I have never found clothes dryed on a clothesline to be "scratchy" (maybe you don't rinse well enough or don't use high thread count sheets...or don't use an iron!) They do smell better too....(sorry connie....I guess perhaps it depends on whether you live in a stinking city or in a more bucolic neighbourhood :biggrin:)!! Pehaps I have just been fortunate but anything I ever brought in off the line was neither dusty nor covered in pollen...again perhaps it's just where you live! ....and yes, I did hang clothes on the line in mid winter...and yes, they did come in frozen solid...and yes, I would definitely prefer the clothes dryer to be handy in mid winter .... but I do miss the clothesline of yesteryear and if I had the space for one here I think I would have one installed...if it's even allowed to have one in my neighbourhood...the covenants you know!


Well-Known Member
I remember it all VERY well! In addition, my grandmother would never waste water, so my brother and I would fight over who got to take their bath in the bluing water versus the final rinse water. I also remember cream separators, drawing water from the well, and the day set aside for killing chickens where the big black wash pots simmered on wood fires in the "cleared" part of the yard. Nasty smelling chicken feathers!!!!


Well-Known Member
#20 I not supposed to use mine? I feel so ecologically ethical when I do!!! I don't get much chance because I work long days at work I do another sin..ON WEEKENDS...shame.
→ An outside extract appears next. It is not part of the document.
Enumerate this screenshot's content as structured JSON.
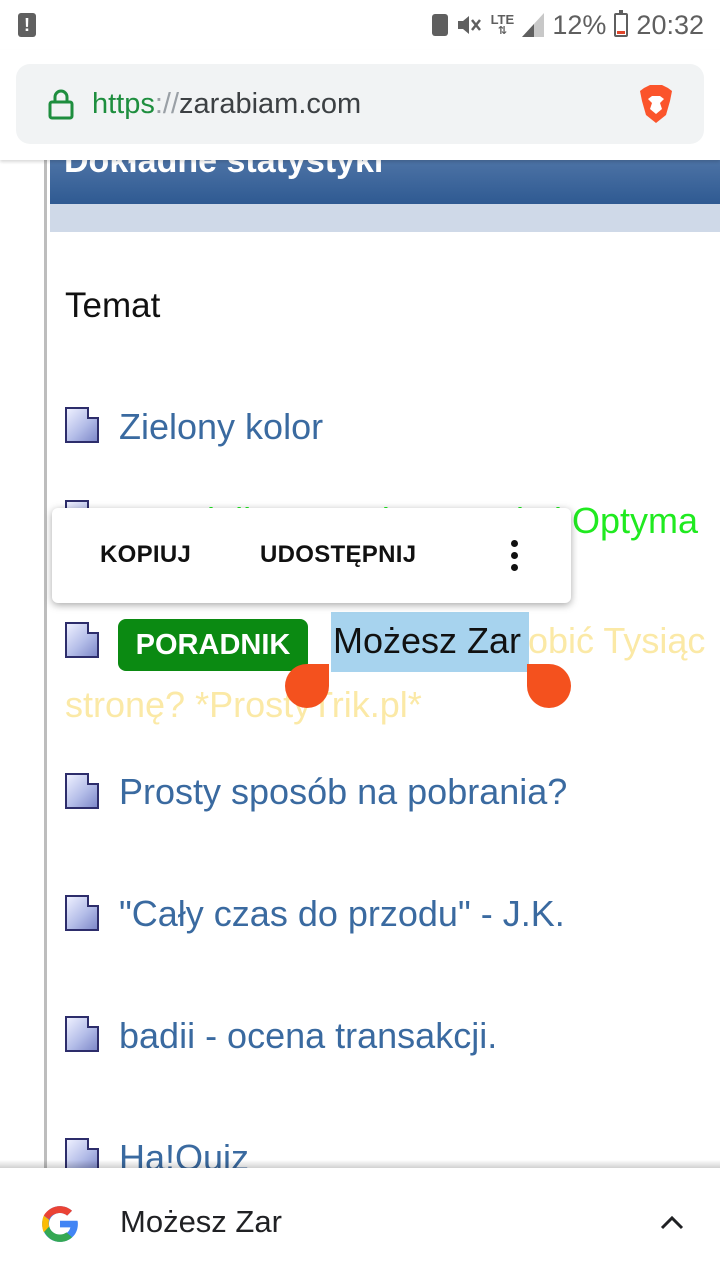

I have a washline that I string up from the house to our 3 car garage (from a hundred years ago so it might have had horses!) and a washing I only get out a couple of loads a year from about now...but nothing like a little fresh air to dry things...and my Indian friend says there's nothing like sunshine to brighten the washermen in India would lay the whites in the sun to remove stains ...I think it's great.

I remember the frozen things my mom would bring in and I had a girlfriend who wasn't as lucky as others and had scars for her adult life being trapped in a wringer after spending days in the hospital having skin grafts.